Tier 2 would mean that “Anyone with, or affected by, a disability could approach the scheme for information and referral services (as distinct from funded support)”. The Productivity  Commission also said that “all governments would continue to support a range of community and carer support services, including some existing or modified Home and Community Care services, for people with lower level or shorter-term disabilities.”

**sigh**

This vision for the NDIS is a long way from the increasingly narrow role that the NDIA sees for itself, and for disabled people. The NDIA publishes extensive guidelines about what it won’t fund, while talking about us solely as participants, rather than people. All of this reduces disabled people solely to the supports we need to function, rather than understanding us as equal citizens with specific needs to be included in public responses to emergencies.

At the same time, all other levels of government, and other federal government departments and agencies, folded their disability everything into the NDIS, which meant everything outside the Scheme disappeared into a puff of thinly disguised cuts.

So when the pandemic came along, the NDIA saw no role for itself in figuring out how disabled people were going to survive COVID, and no other part of any government thought they had any role either. We were fucked.

And now we are back to the vaccine rollout that has left disabled people living in group homes unprotected, while disabled people in the community, and their families, do battle with an entire vaccine delivery system that refuses to include us.

The NDIA says the vaccine rollout is the responsibility of health departments. Health departments say the vaccine rollout is the responsibility of disability providers. Disability providers say the vaccine rollout is the responsibility of disabled people and families, while also trying hard to actually get vaccines to disabled people. All while weeks and months go past, and the majority of disabled people aren’t fully vaccinated.

Last year, a myriad of disabled people, families and organisations slogged to get the needs of disabled people on anyone’s radar.
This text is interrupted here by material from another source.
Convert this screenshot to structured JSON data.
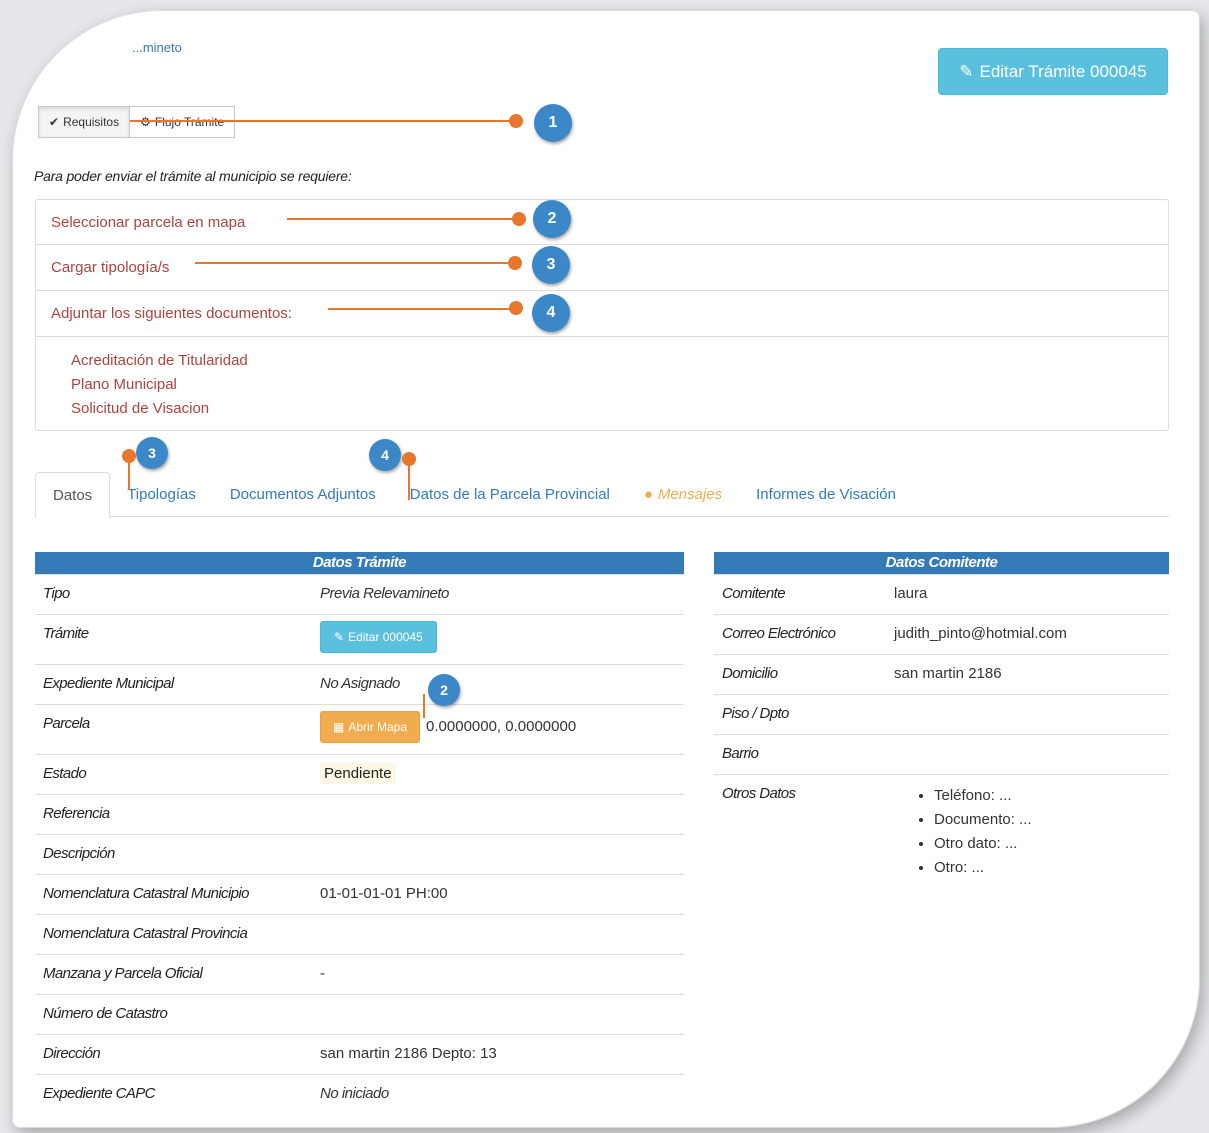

As I wrote about for Croakey last year, the Disability Royal Commission hearing on COVID showed so clearly that we just didn’t matter to anyone in health departments, and that huge amounts of work had been done just to get them to even notice that we exist.

And now it looks very much like this work has been forgotten and ignored, and exhausted disabled people and their families will have to fight all over again for access to COVID vaccines, and the supports we need to manage lockdowns.

Imagine if the NDIS had spent the last year figuring out what they could do to get the COVID response right for disabled people, and working with other government departments and agencies to make sure that the vaccine rollout happened quickly and easily, instead of fighting with us over cooked ideas to cut the NDIS. Just fucking imagine.